A few days after a New Year’s festival celebration, Thailand’s Meteorological Department reported the incoming tropical storm to hit the Southern Thailand, named “Pabuk”. It was originated in the Southern South China Sea with the maximum wind speed of 65 km/hr or faster. Its name was given after the large fresh water fish in Mekong River by Laos as a member of the World Meteorological Organization Typhoon Committee. The storm is approaching the Gulf of Thailand from the south direction with the speed of 25 km/hr and expected to hit Southern Thailand between 3rd and 5th January. An expert revealed that its moving speed and wind speed are not that fast comparing to the well-known storms in the past, which will result in continuous heavy rainfall and very rough seas for several days.
Due to the location, Thailand has been occasionally affected by serious storms. In the past 30 years, Thailand has encountered 2 destructive storms: “Typhoon Gay” and “Typhoon Linda”. Typhoon Linda hit The Gulf of Thailand in 2540 as a tropical storm with wind speed around 80 km/hr and moved across Thailand to the west side and dissolved in the Bay of Bengal. Typhoon Gay, Thailand’s most severe storm in the last 35 years, started from low pressure air and developed to depression, tropical storm and eventually typhoon just in a few hours. The storm landed at Chumphon on November 4th 1989 with the wind speed around 185 km/hr (Level 3 typhoon) and caused wide range of damage. More than 446 deaths were reported. Pabuk will not be as aggressive as Gay because of the lower wind speed but the damage is still expected to be intense.

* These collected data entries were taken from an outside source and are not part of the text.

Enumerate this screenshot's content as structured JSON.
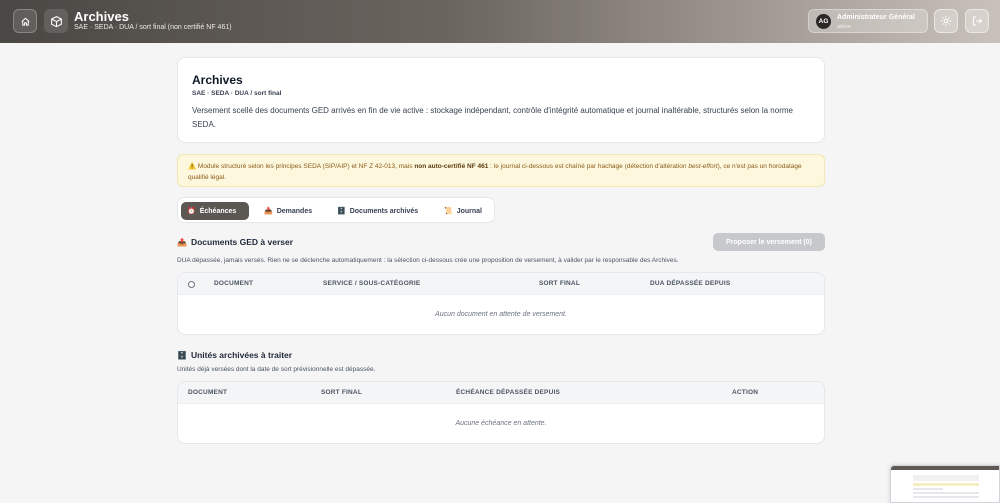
{
  "header": {
    "title": "Archives",
    "subtitle": "SAE · SEDA · DUA / sort final (non certifié NF 461)",
    "user": {
      "initials": "AG",
      "name": "Administrateur Général",
      "role": "admin"
    }
  },
  "intro": {
    "title": "Archives",
    "tag": "SAE · SEDA · DUA / sort final",
    "description": "Versement scellé des documents GED arrivés en fin de vie active : stockage indépendant, contrôle d'intégrité automatique et journal inaltérable, structurés selon la norme SEDA."
  },
  "warning": {
    "icon": "warning-icon",
    "part1": "Module structuré selon les principes SEDA (SIP/AIP) et NF Z 42-013, mais ",
    "bold": "non auto-certifié NF 461",
    "part2": " : le journal ci-dessous est chaîné par hachage (détection d'altération ",
    "italic": "best-effort",
    "part3": "), ce n'est pas un horodatage qualifié légal."
  },
  "tabs": [
    {
      "label": "Échéances",
      "icon": "clock-icon",
      "active": true
    },
    {
      "label": "Demandes",
      "icon": "inbox-icon",
      "active": false
    },
    {
      "label": "Documents archivés",
      "icon": "cabinet-icon",
      "active": false
    },
    {
      "label": "Journal",
      "icon": "ledger-icon",
      "active": false
    }
  ],
  "section_ged": {
    "title": "Documents GED à verser",
    "icon": "inbox-tray-icon",
    "description": "DUA dépassée, jamais versés. Rien ne se déclenche automatiquement : la sélection ci-dessous crée une proposition de versement, à valider par le responsable des Archives.",
    "button": "Proposer le versement (0)",
    "columns": [
      "DOCUMENT",
      "SERVICE / SOUS-CATÉGORIE",
      "SORT FINAL",
      "DUA DÉPASSÉE DEPUIS"
    ],
    "empty": "Aucun document en attente de versement."
  },
  "section_units": {
    "title": "Unités archivées à traiter",
    "icon": "file-cabinet-icon",
    "description": "Unités déjà versées dont la date de sort prévisionnelle est dépassée.",
    "columns": [
      "DOCUMENT",
      "SORT FINAL",
      "ÉCHÉANCE DÉPASSÉE DEPUIS",
      "ACTION"
    ],
    "empty": "Aucune échéance en attente."
  },
  "colors": {
    "header_dark": "#4a4744",
    "tab_active": "#5b5753",
    "warning_bg": "#fdf8dd",
    "warning_text": "#8a5a1a"
  }
}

There will be heavy rainfall and very rough sea which will lead to floods in Pattani, Yala, Pattalung, Songkhla, Nakhon Sri Thammarat, Suratthani and Chumphon and the Andaman side from 3rd January and will be worst on 5th January. Nakhon Sri Thammarat and Suratthani are expected to receive most damage. Some damages have been reported; more than 20 electricity poles in Nakhon Sri Thammarat were collapsed and the electricity blackout was spread to many areas. Since the wind speed has raised to 85 km/hr which could damage constructions such as windows, doors and roofs. Tourists in famous islands such as Koh Tao, Koh Samui and Koh Phangan had to be evacuated. Several closures and cancellations has been reported as follows: Nakhon Sri Thammarat Airport, Moo Koh Similan and Moo Koh Surin National Parks, Raja Ferry Port, Seatran Ferry and Ang Thong National Park (updated January 4th 2019). On January 4th, one death has been reported near Pattani.
Officials has announced a warning and civilians living in the affected areas or expected areas were evacuated, including workers who work at the oil rig in the middle of Gulf of Thailand, but some insisted to stay. However, the prediction of storm’s movement is still uncertain, the situation is still needed to be monitored day to day.
Regarding to forecast from Thailand’s Meteorological Department, Pabuk will move across the Southern Thailand to Andaman Sea from 4th-5th January. As a result, there will be downpour and heavy rain in many locations. The flash flood has to be aware. The waves in both Gulf of Thailand and Andaman Sea will be even more powerful.